На примере трансформации мифологической темы легче всего увидеть и тот путь, по которому шла эволюция рассказов о чудесах. Если в IV в. у Гань Бао древний миф изложен лаконично и сухо, скорее всего, весь пассаж просто позаимствован из какого-либо раннего источника, то через два века у Ван Цзя древние мифы превращаются в своеобразные маленькие новеллы. Таков, например, в его сборнике рассказ о матери мифического правителя Шао-хао. Рассказ о чудесном рождении мифического героя подменен у Ван Цзя описанием случайной встречи его матери с божественным отроком, сыном Бай-ди (Белого государя), и историей их любовных отношений. Фрагмент из книги Ван Цзя — нечто среднее между мифом (в нем есть характерные для мифов объяснения происхождения тех или иных культурных открытий, например «прибора», отмечающего погоду) и любовной новеллой, использующей образы предшествующей литературы, в частности лирических песен «Шицзина». Поскольку мы имеем дело все же не с древнейшими записями, то количество мифов в сборниках III–VI вв. весьма невелико.
Иллюстрация: Фрагмент китайской буддийской рукописи X–XI вв. «Бяньвэнь о воздаянии за милости»
Наиболее часты в ранних сборниках рассказов об удивительном короткие записи о чудесных превращениях, вроде бесхитростной истории про дерево катальпа, которое может превращаться в корову «(Жизнеописания удивительного»), или про таинственных детей из того же сборника, превращающихся внезапно в фазана, а потом в камень. Характерно, однако, что все подобные истории связаны с установлением культа того или иного персонажа и строительством храмов в их честь. Древние анимистические представления в это время активно используются даосами в создании собственной религии и, уже обработанные в виде храмовых легенд, входят в тогдашнюю литературу о чудесах.
Важное место во всех сборниках III–VI вв. занимают короткие мифологические рассказы, излюбленная тема которых — описание неожиданной встречи человека с духами-хозяевами, неуспокоившимися душами умерших преждевременной или насильственной смертью, а также с оборотнями или небожителями. Известно, что рассказы о встрече человека со сверхъестественной силой возникают еще в первобытные времена и отражают боязнь мести духов тому, кто посмел вторгнуться в их владения. По всей вероятности, и в Китае такие повествования существовали в глубокой древности, однако их письменная фиксация падает лишь на III–VI вв., когда они заинтересовали литераторов, стремящихся описать удивительные события. С этим связаны и некоторые изменения в самом характере содержания. В них отражается уже не столько безотчетный страх перед силами стихий и душами умерших, сколько могущество даоса-мага, который знает, как справиться с нечистью. Так, в рассказе из «Записок о поисках духов» Гань Бао монах-даос, прочитав заклинания, заставляет оборотня принять свой изначальный вид, и уважаемый детьми отец оказывается старым котом, который в страхе забивается под кровать. Иногда победу над бесами и привидениями одерживает просто нерастерявшийся храбрец, который хитрее и смекалистее «нечистой силы».

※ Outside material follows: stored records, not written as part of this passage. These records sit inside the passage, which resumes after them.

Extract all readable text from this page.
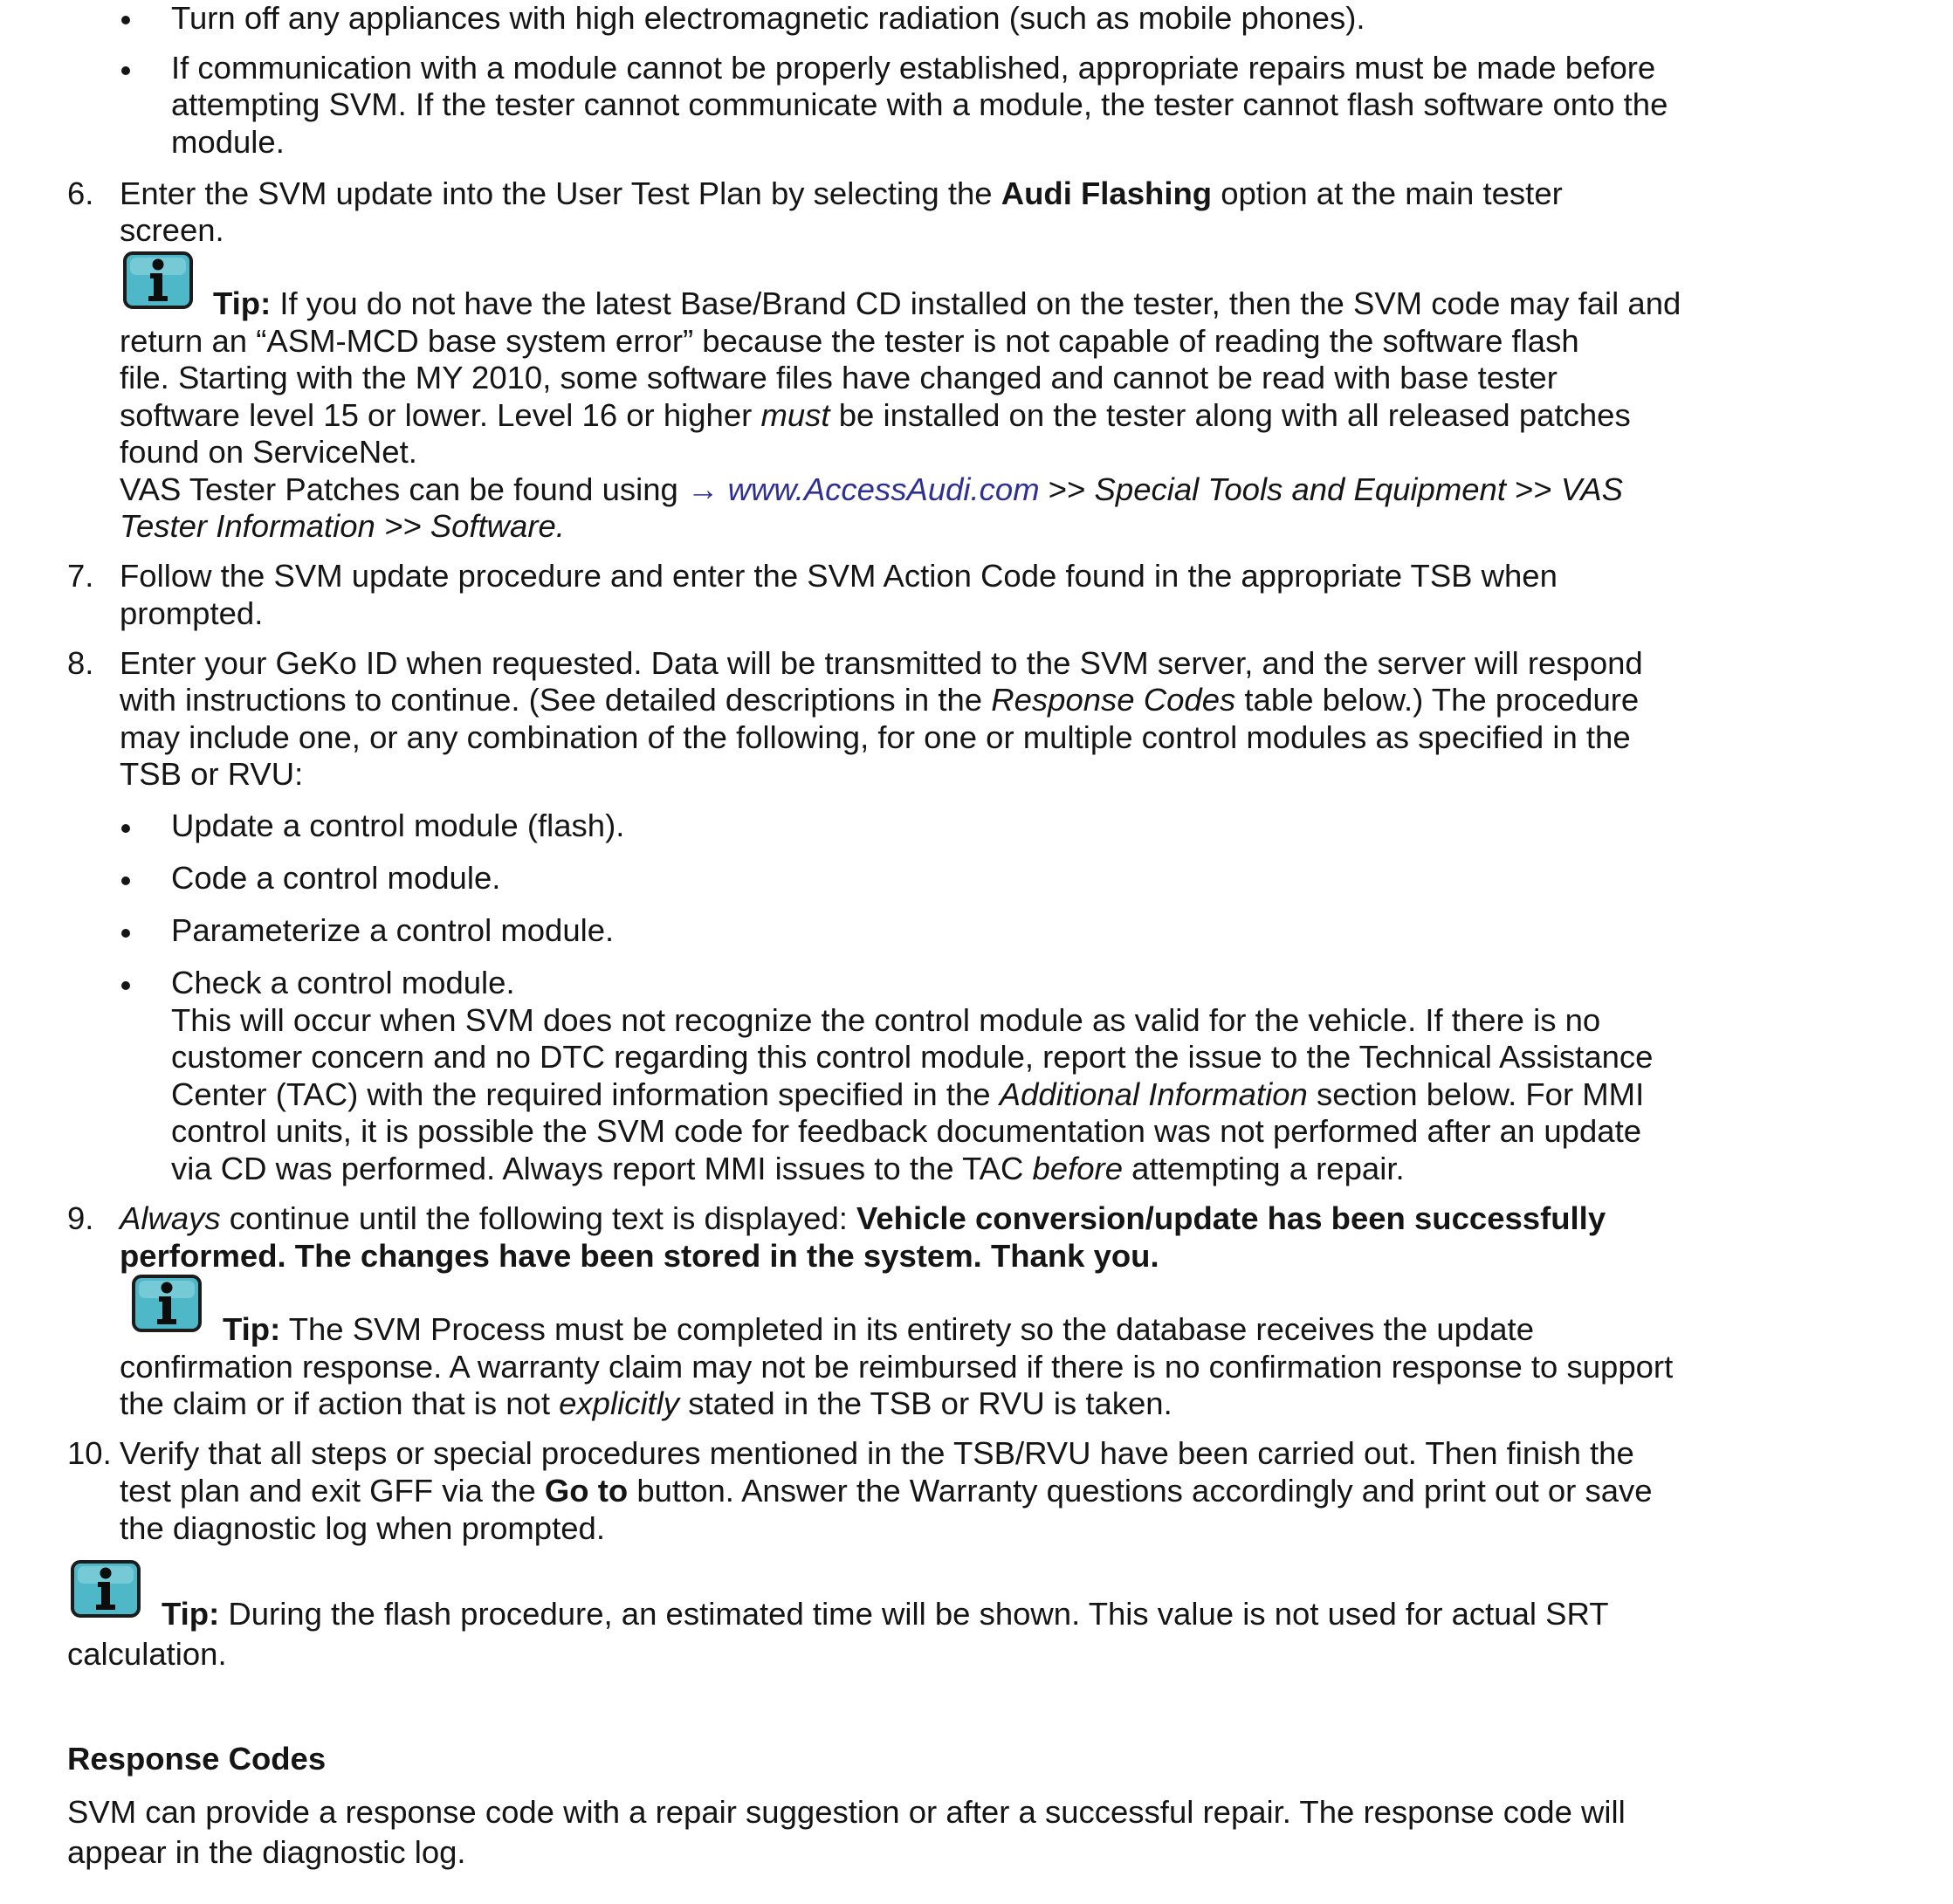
Turn off any appliances with high electromagnetic radiation (such as mobile phones).
If communication with a module cannot be properly established, appropriate repairs must be made before
attempting SVM. If the tester cannot communicate with a module, the tester cannot flash software onto the
module.
6. Enter the SVM update into the User Test Plan by selecting the Audi Flashing option at the main tester
screen.
Tip: If you do not have the latest Base/Brand CD installed on the tester, then the SVM code may fail and
return an “ASM-MCD base system error” because the tester is not capable of reading the software flash
file. Starting with the MY 2010, some software files have changed and cannot be read with base tester
software level 15 or lower. Level 16 or higher must be installed on the tester along with all released patches
found on ServiceNet.
VAS Tester Patches can be found using → www.AccessAudi.com >> Special Tools and Equipment >> VAS
Tester Information >> Software.
7. Follow the SVM update procedure and enter the SVM Action Code found in the appropriate TSB when
prompted.
8. Enter your GeKo ID when requested. Data will be transmitted to the SVM server, and the server will respond
with instructions to continue. (See detailed descriptions in the Response Codes table below.) The procedure
may include one, or any combination of the following, for one or multiple control modules as specified in the
TSB or RVU:
Update a control module (flash).
Code a control module.
Parameterize a control module.
Check a control module.
This will occur when SVM does not recognize the control module as valid for the vehicle. If there is no
customer concern and no DTC regarding this control module, report the issue to the Technical Assistance
Center (TAC) with the required information specified in the Additional Information section below. For MMI
control units, it is possible the SVM code for feedback documentation was not performed after an update
via CD was performed. Always report MMI issues to the TAC before attempting a repair.
9. Always continue until the following text is displayed: Vehicle conversion/update has been successfully
performed. The changes have been stored in the system. Thank you.
Tip: The SVM Process must be completed in its entirety so the database receives the update
confirmation response. A warranty claim may not be reimbursed if there is no confirmation response to support
the claim or if action that is not explicitly stated in the TSB or RVU is taken.
10. Verify that all steps or special procedures mentioned in the TSB/RVU have been carried out. Then finish the
test plan and exit GFF via the Go to button. Answer the Warranty questions accordingly and print out or save
the diagnostic log when prompted.
Tip: During the flash procedure, an estimated time will be shown. This value is not used for actual SRT
calculation.
Response Codes
SVM can provide a response code with a repair suggestion or after a successful repair. The response code will
appear in the diagnostic log.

Но духи в сборниках III–VI вв. далеко не всегда оказываются побежденными. Иногда они жестоко наказывают ослушавшихся или мстят тем, кто нападает на них. Весьма характерен рассказ о правителе Чжэнь Чжуне, конфуциански мыслящем человеке, который отказался взять в жены дочь бога земли, несмотря на все настойчивые просьбы божества. В результате, приехав к себе домой, он узнал, что жена его внезапно заболела и умерла.
Тема мести духов, древняя по своему происхождению, раскрывается во многих повествованиях. Но если в первобытном фольклоре духи мстили за вторжение в их владения, то в сборниках III–VI вв. расплата наступает, как правило, за убийство духов. Они мстят, зло «подшучивая» над героем, как это происходит в рассказе Гань Бао о старике, который убил своих внуков, приняв их за оборотней.
Близки к рассказам о встрече человека с «нечистой силой» и короткие повествования о связи человека с женщиной-духом; в одних случаях это небесная фея, в других — женщина-оборотень. Бывает и так, что земная женщина вступает в любовную близость с оборотнем. Последние сюжеты, по всей вероятности, более древние и первоначально основывались на представлении о браке человека с тотемным животным. К III–VI вв. эта связь была уже явно забыта, и подобные истории воспринимались как повествования о чудесах, близкие к волшебной сказке.
В ряде рассказов о любви небесной девы к земному юноше особо подчеркивается сыновняя почтительность (сяо) героя. Именно в награду за это к юноше Дун Юну спускается Небесная ткачиха (Чжи-нюй) в одном из рассказов в сборнике Гань Бао. Идея сяо была одним из основных постулатов конфуцианского учения, строго регламентировавшего все отношения в обществе и уподоблявшего государство большой патриархальной семье. В III–VI вв. идею эту, чрезвычайно характерную для мышления древних китайцев периода формирования конфуцианской идеологии, пытались ввести в свои учения и даосы, и буддисты. Даосские писатели этого времени, например, всячески противопоставляли сыновнюю почтительность отрицаемому ими принципу верности государю (чжун).